5. Fill them with dirt. A blend of 50/50 organic topsoil and mature compost is awesome if you can get it. Fill the beds to the top and mound the soil in the center by a few inches; it’ll settle once you plant and water. If you’re not planting right away, or, if you’re direct-sowing seeds, consider laying down sections of chicken wire to keep cats from using your new garden space as a litter box and squirrels from digging up garlic bulbs and onion starts to eat.

beds and pavers

Filled beds with brick border and pea gravel walkways. My sister calls them “the graves.”

6. Address the walkways. There are a few options for what to do between the beds, but all of them involve creating a walking path that will also drain heavy rainfall and keep weeds down. Crushed stone, pebbles, bricks, or pavers over landscape fabric offer the most permanent solution, but a thick layer of mulch or straw with newspaper underneath will work for one season, too. If your beds border the lawn, consider a way to make mowing easier for yourself. A line of bricks recessed into the ground makes it easy for mower wheels to run close to the beds, trimming the grass while steering clear of the bed frames.

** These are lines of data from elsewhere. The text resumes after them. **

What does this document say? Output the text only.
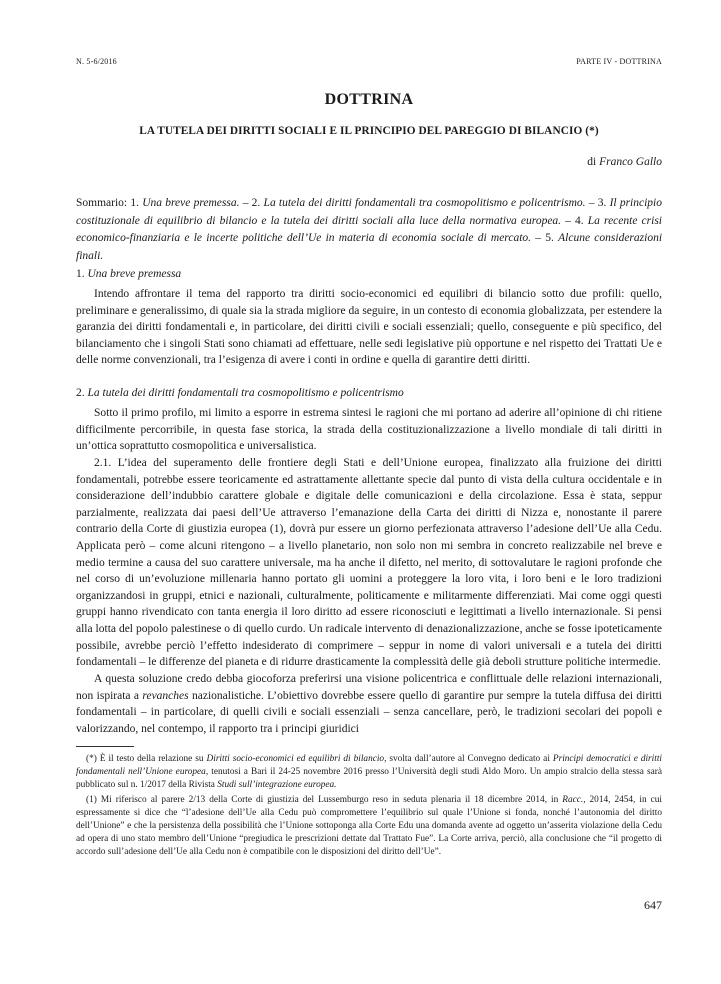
N. 5-6/2016	PARTE IV - DOTTRINA
DOTTRINA
LA TUTELA DEI DIRITTI SOCIALI E IL PRINCIPIO DEL PAREGGIO DI BILANCIO (*)
di Franco Gallo
Sommario: 1. Una breve premessa. – 2. La tutela dei diritti fondamentali tra cosmopolitismo e policentrismo. – 3. Il principio costituzionale di equilibrio di bilancio e la tutela dei diritti sociali alla luce della normativa europea. – 4. La recente crisi economico-finanziaria e le incerte politiche dell’Ue in materia di economia sociale di mercato. – 5. Alcune considerazioni finali.
1. Una breve premessa

Intendo affrontare il tema del rapporto tra diritti socio-economici ed equilibri di bilancio sotto due profili: quello, preliminare e generalissimo, di quale sia la strada migliore da seguire, in un contesto di economia globalizzata, per estendere la garanzia dei diritti fondamentali e, in particolare, dei diritti civili e sociali essenziali; quello, conseguente e più specifico, del bilanciamento che i singoli Stati sono chiamati ad effettuare, nelle sedi legislative più opportune e nel rispetto dei Trattati Ue e delle norme convenzionali, tra l’esigenza di avere i conti in ordine e quella di garantire detti diritti.

2. La tutela dei diritti fondamentali tra cosmopolitismo e policentrismo

Sotto il primo profilo, mi limito a esporre in estrema sintesi le ragioni che mi portano ad aderire all’opinione di chi ritiene difficilmente percorribile, in questa fase storica, la strada della costituzionalizzazione a livello mondiale di tali diritti in un’ottica soprattutto cosmopolitica e universalistica.

2.1. L’idea del superamento delle frontiere degli Stati e dell’Unione europea, finalizzato alla fruizione dei diritti fondamentali, potrebbe essere teoricamente ed astrattamente allettante specie dal punto di vista della cultura occidentale e in considerazione dell’indubbio carattere globale e digitale delle comunicazioni e della circolazione. Essa è stata, seppur parzialmente, realizzata dai paesi dell’Ue attraverso l’emanazione della Carta dei diritti di Nizza e, nonostante il parere contrario della Corte di giustizia europea (1), dovrà pur essere un giorno perfezionata attraverso l’adesione dell’Ue alla Cedu. Applicata però – come alcuni ritengono – a livello planetario, non solo non mi sembra in concreto realizzabile nel breve e medio termine a causa del suo carattere universale, ma ha anche il difetto, nel merito, di sottovalutare le ragioni profonde che nel corso di un’evoluzione millenaria hanno portato gli uomini a proteggere la loro vita, i loro beni e le loro tradizioni organizzandosi in gruppi, etnici e nazionali, culturalmente, politicamente e militarmente differenziati. Mai come oggi questi gruppi hanno rivendicato con tanta energia il loro diritto ad essere riconosciuti e legittimati a livello internazionale. Si pensi alla lotta del popolo palestinese o di quello curdo. Un radicale intervento di denazionalizzazione, anche se fosse ipoteticamente possibile, avrebbe perciò l’effetto indesiderato di comprimere – seppur in nome di valori universali e a tutela dei diritti fondamentali – le differenze del pianeta e di ridurre drasticamente la complessità delle già deboli strutture politiche intermedie.

A questa soluzione credo debba giocoforza preferirsi una visione policentrica e conflittuale delle relazioni internazionali, non ispirata a revanches nazionalistiche. L’obiettivo dovrebbe essere quello di garantire pur sempre la tutela diffusa dei diritti fondamentali – in particolare, di quelli civili e sociali essenziali – senza cancellare, però, le tradizioni secolari dei popoli e valorizzando, nel contempo, il rapporto tra i principi giuridici

(*) È il testo della relazione su Diritti socio-economici ed equilibri di bilancio, svolta dall’autore al Convegno dedicato ai Principi democratici e diritti fondamentali nell’Unione europea, tenutosi a Bari il 24-25 novembre 2016 presso l’Università degli studi Aldo Moro. Un ampio stralcio della stessa sarà pubblicato sul n. 1/2017 della Rivista Studi sull’integrazione europea.

(1) Mi riferisco al parere 2/13 della Corte di giustizia del Lussemburgo reso in seduta plenaria il 18 dicembre 2014, in Racc., 2014, 2454, in cui espressamente si dice che “l’adesione dell’Ue alla Cedu può compromettere l’equilibrio sul quale l’Unione si fonda, nonché l’autonomia del diritto dell’Unione” e che la persistenza della possibilità che l’Unione sottoponga alla Corte Edu una domanda avente ad oggetto un’asserita violazione della Cedu ad opera di uno stato membro dell’Unione “pregiudica le prescrizioni dettate dal Trattato Fue”. La Corte arriva, perciò, alla conclusione che “il progetto di accordo sull’adesione dell’Ue alla Cedu non è compatibile con le disposizioni del diritto dell’Ue”.

647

7. That’s it, really. It’s a bit of investment in wood, soil, and path material to start, but you’ll have them for a decade or more. If you’re renting, don’t be afraid of less permanent arrangements that fit the above criteria – level, sunny, 10-12 inches deep, with access to water. It could be a grid of Rubbermaid bins, burlap sacks, untreated shipping crates, bathtubs, or a series of galvanized pails. Same difference, no shame.

tomato

A sungold cherry tomato from our Buffalo raised bed garden (pictured behind, bean pole teepees looking like Christmas trees). I didn’t take one photo of the gardens themselves last year. Duh.